C.c.s.c (Conseil consultatif de la société civile et des organisations non-gouvernementales) : Appel à l’organisation d’une élection présidentielle apaisée et transparente

Le C.c.s.c (Conseil consultatif de la société civile et des organisations non gouvernementales), institution constitutionnelle destinée à émettre des avis sur les questions liées à la participation des citoyens à la vie de la Nation, en vue de la promotion des droits et libertés des citoyens et des valeurs républicaines, a organisé, du 21 au 22 octobre 2020 à la Maison de la société civile à Brazzaville, des journées scientifiques sous le thème: «La société civile, la démocratie, les valeurs républicaines et les élections». A l’issue de ces journées scientifiques qui ont connu la présence d’une cinquantaine de leaders des organisations de la société civile, les participants ont appelé «à l’organisation d’une élection présidentielle apaisée, transparente et équitable».

Le coup d’envoi des journées scientifiques de la société civile a été donné par Germain Céphas Ewangui, secrétaire permanent du Conseil de la société civile et des organisations non-gouvernementales, en présence d’Antoinette Kebi, secrétaire permanente du Conseil Consultatif de la femme, du Professeur Théophile Obenga.
«La préoccupation du Secrétariat permanent, en initiant davantage ce genre d’activités, tire sa justification dans les interpellations sans cesse renouvelées des forces vives de la Nation, par Son Excellence, Denis Sassou Nguesso, Président de la République, à «se joindre aux efforts de conscientisation et de réarmement moral de nos compatriotes, en cette étape délicate de notre marche vers le développement», a dit Germain Céphas Ewangui, dans son mot d’ouverture.

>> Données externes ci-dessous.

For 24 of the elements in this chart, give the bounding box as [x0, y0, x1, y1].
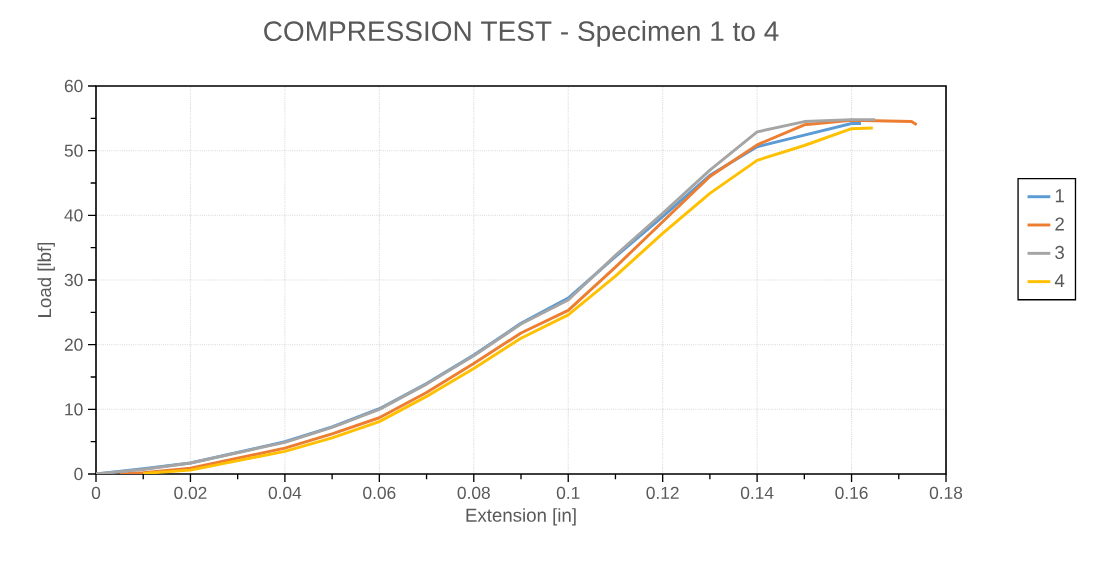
- legend-label: 2: [1055, 217, 1064, 231]
- x-tick-label: 0.18: [929, 486, 963, 499]
- chart-title: COMPRESSION TEST - Specimen 1 to 4: [264, 20, 779, 47]
- x-tick-label: 0.12: [646, 486, 679, 499]
- x-tick-label: 0.08: [457, 486, 490, 499]
- y-tick-label: 10: [65, 403, 83, 416]
- y-tick-label: 60: [64, 79, 83, 93]
- y-tick-label: 40: [64, 209, 83, 222]
- y-tick-label: 30: [64, 273, 83, 287]
- x-tick-label: 0.14: [740, 486, 774, 499]
- x-tick-label: 0.16: [835, 486, 868, 499]
- legend-label: 3: [1055, 245, 1064, 260]
- x-tick-label: 0.04: [268, 486, 302, 499]
- y-tick-label: 20: [64, 338, 83, 351]
- y-axis-title: Load [lbf]: [37, 242, 55, 317]
- y-tick-label: 50: [64, 144, 83, 157]
- y-tick-label: 0: [74, 467, 83, 481]
- x-tick-label: 0: [91, 486, 101, 499]
- legend-label: 1: [1055, 189, 1064, 203]
- x-tick-label: 0.02: [174, 486, 207, 499]
- x-tick-label: 0.06: [363, 486, 396, 499]
- legend-label: 4: [1054, 274, 1065, 288]
- x-axis-title: Extension [in]: [466, 508, 576, 526]
- x-tick-label: 0.1: [556, 486, 580, 499]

Ces journées consistent à «contribuer davantage au renforcement des capacités multidimensionnelles des organisations de la société civile et des organisations non-gouvernementales congolaises» a-t-il affirmé.

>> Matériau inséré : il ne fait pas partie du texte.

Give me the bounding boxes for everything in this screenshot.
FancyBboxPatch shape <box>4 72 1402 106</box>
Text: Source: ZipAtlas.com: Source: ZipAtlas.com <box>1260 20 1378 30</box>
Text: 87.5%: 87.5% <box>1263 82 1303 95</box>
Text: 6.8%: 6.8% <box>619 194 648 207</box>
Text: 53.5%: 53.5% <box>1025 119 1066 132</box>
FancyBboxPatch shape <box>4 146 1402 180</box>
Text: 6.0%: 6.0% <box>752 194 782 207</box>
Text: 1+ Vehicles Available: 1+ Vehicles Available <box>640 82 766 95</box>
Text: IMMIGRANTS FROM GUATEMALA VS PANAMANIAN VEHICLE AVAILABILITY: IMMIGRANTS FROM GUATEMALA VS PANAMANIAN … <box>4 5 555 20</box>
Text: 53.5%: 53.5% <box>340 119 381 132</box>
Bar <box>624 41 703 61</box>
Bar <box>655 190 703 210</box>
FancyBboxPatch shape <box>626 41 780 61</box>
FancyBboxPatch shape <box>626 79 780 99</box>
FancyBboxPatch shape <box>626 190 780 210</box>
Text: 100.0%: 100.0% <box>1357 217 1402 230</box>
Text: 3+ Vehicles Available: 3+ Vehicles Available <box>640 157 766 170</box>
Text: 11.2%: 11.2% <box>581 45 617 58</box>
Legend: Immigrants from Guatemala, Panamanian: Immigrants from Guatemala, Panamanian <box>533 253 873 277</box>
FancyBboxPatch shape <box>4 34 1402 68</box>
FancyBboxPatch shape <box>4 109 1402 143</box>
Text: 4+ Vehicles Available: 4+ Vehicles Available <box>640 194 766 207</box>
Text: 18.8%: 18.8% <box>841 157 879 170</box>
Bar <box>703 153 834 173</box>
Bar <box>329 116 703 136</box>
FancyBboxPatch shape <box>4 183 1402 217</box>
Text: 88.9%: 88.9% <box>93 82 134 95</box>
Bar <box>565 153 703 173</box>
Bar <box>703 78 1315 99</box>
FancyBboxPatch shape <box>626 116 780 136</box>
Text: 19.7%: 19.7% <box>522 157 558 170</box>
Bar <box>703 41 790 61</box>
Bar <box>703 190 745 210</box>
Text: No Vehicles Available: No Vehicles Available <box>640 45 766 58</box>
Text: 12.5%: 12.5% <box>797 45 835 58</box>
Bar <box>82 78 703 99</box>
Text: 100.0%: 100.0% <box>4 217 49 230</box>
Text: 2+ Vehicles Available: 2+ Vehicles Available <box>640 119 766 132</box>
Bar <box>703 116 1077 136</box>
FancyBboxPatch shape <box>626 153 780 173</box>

Pendant leurs travaux, les participants ont suivi plusieurs exposés comme: «Démocratie et valeurs républicaines», animé par le prof Théophile Obenga; «Citoyenneté et développement: quel rôle pour les organisations de la societé civile?», par Simplice Mounianga, coordonnateur pays de U.a.o.d (l’Union africaine des Ongs de développement); «Citoyenneté: problématique et enjeux», par Maître Modeste Mbossa.
Tous ces exposés ont donné lieu à des échanges intenses. Au terme des travaux, les participants ont félicité, à travers un mot lu par Cynthia Ampha, le Secrétariat permanent pour son leadership affiché et ils ont appelé «à l’organisation d’une élection présidentielle apaisée, transparente et équitable».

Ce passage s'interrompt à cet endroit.